Tying together issues about the length of the work week, the right of workers and their communities to jobs and a work/life balance is only partially realized in what was actually won in the tentative agreements, but they were raised.

According to Fain’s October 6 update, GM agreed in writing to place its electric battery production under the master agreement with the UAW. Now that the UAW-Ford agreement is available on the UAW website, we can read that Ford has committed to bringing its future battery plants under their master agreement at the Marshall, Michigan and Tennessee Electric Vehicle Center under one of two conditions: either through card check or through the transfer of “surplus” UAW members.

The UAW, committed to the reopening of the Belvidere “idled” plant, won not only a product that guarantees work but also an agreement that employees at their battery facility will be UAW members. Not only did Stellantis agree to the union’s right to strike over plant closings — as the other two have done — but also acknowledged the union’s right to strike over the outsourcing of existing core jobs as well as its product and investment decisions.

These provisions for the mostly not-yet-open battery plants are remarkable breakthroughs. As Fain remarked on October 6, when GM, faced with a strike on its profitable Arlington, Texas plant, offered to bring its joint-venture employees into the master agreement:

“We have been told for months this is impossible. We have been told the EV future must be a race to the bottom. We called their bluff.

“What this will mean for our membership cannot be understated. The plan was to draw down engine and transmission plants, and permanently replace them with low-wage battery jobs. We had a different plan.”

In forcing the reopening of Belvidere, the UAW has renounced the “hands off” approach the union took with the 1950 Treaty of Detroit. Then the union agreed to cede management control over investment decisions for job security. Now it is demanding both.

The Prospects

The new UAW leadership needed to break out of the old apathetic dynamic. It began by organizing a campaign for the contract, encouraging members to sign up for weekly updates on what became known as the “Stand Up Strike.“

As with every contract, enforcing its guarantees will be critical, and in this case even more than most. At the local and level leadership remains in the hands of Administration Caucus loyalists, whose commitment to the new methods of struggle and the union’s visionary goals are uneven at best. Hopefully some AC members, seeing the victories of a militant campaign, will be won over to the strategy.

Certainly the enthusiasm of striking workers, and their sense of fighting not just “for ourselves” but for “the working class” as a whole, is an inspiring sign for the union’s future. It is so inspiring that Toyota immediately announced it would raise wages and lower the time between tiers. Obviously this is to stave off attempts of its employees to join the UAW but that’s what’s next.

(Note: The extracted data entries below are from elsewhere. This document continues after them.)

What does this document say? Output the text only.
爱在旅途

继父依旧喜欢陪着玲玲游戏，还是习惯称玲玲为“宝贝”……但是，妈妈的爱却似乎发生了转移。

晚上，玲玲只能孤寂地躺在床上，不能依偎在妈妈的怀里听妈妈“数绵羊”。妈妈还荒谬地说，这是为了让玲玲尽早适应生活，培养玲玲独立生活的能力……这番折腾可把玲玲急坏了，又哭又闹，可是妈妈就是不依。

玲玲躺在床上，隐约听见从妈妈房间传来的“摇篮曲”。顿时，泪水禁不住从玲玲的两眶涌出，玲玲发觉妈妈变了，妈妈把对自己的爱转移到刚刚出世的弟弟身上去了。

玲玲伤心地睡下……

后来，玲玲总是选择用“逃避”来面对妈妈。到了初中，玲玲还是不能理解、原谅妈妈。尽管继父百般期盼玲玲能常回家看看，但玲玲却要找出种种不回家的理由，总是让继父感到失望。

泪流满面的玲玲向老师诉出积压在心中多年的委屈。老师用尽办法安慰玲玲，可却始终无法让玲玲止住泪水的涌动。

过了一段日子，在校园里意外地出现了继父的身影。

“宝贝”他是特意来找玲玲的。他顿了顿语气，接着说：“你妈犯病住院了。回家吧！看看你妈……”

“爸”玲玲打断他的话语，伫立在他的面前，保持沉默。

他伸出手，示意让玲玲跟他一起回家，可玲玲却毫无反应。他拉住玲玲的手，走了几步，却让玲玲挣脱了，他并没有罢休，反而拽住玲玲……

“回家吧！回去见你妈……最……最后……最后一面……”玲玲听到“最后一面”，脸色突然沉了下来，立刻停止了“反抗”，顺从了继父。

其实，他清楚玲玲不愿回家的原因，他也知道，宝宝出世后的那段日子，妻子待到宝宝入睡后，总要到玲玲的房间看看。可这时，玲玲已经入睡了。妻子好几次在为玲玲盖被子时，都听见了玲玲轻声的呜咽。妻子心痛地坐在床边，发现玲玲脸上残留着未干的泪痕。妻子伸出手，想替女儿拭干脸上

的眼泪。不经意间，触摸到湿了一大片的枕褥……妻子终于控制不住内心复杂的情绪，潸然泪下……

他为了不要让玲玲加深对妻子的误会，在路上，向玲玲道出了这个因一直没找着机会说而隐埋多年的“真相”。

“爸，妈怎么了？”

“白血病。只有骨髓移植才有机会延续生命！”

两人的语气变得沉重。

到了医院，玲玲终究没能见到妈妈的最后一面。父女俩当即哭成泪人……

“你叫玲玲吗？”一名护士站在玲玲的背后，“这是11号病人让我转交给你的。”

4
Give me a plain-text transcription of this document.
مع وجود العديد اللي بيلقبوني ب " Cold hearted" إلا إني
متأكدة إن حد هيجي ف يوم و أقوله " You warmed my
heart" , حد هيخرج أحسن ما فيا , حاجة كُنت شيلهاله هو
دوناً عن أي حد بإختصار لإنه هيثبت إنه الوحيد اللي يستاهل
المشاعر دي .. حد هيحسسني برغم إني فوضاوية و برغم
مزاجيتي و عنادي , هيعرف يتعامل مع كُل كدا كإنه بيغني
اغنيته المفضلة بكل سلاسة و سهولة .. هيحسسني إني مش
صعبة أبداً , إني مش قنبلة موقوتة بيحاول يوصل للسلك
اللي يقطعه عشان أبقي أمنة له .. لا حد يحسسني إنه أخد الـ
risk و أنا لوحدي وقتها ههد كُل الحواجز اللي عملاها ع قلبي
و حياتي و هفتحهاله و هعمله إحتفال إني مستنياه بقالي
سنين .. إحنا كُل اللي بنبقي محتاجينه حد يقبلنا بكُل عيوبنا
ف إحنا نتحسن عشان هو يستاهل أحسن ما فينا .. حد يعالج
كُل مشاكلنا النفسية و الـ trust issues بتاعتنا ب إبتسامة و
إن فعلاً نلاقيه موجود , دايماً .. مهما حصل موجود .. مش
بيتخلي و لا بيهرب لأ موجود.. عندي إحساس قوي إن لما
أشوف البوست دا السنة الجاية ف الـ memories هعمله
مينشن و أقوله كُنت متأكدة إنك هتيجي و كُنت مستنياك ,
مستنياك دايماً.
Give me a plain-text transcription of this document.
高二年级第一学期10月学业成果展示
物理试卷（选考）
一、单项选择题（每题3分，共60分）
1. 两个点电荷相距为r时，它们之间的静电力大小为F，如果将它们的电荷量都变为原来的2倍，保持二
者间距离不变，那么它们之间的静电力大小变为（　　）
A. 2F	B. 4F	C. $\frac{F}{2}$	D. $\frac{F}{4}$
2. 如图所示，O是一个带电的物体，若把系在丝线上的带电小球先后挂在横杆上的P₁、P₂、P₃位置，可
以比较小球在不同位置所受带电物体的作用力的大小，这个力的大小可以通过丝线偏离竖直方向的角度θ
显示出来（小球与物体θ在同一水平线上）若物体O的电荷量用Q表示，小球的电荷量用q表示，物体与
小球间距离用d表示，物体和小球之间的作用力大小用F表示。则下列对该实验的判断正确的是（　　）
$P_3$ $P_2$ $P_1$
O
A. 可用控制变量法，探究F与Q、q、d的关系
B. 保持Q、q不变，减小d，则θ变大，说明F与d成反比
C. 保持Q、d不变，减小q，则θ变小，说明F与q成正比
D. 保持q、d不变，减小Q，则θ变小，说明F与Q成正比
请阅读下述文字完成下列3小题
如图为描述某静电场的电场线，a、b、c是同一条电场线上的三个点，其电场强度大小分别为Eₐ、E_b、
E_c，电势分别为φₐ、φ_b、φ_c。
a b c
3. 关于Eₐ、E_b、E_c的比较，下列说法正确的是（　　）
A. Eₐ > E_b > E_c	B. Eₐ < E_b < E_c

Fain has invited workers to join the stand up strategy and join the UAW. He promised that by the time of the 2028 contracts, corporations will find stronger, louder and larger UAW.

As Barry Eidlin tells us, there are 48% more autoworkers today than there were in 1968, it’s the union density that has dropped — from 59% in 1983 to 16% in 2022. (“The UAW’s Strike Wins Could Mark a Shift Toward a new Kind of Unionism,” Jacobin, October 31, 2023)

By virtue of everything that’s on the line — the way the strike was waged, the profound change it reflects in the UAW, the implications for all of labor — the 2023 UAW strike opens a new and exciting era.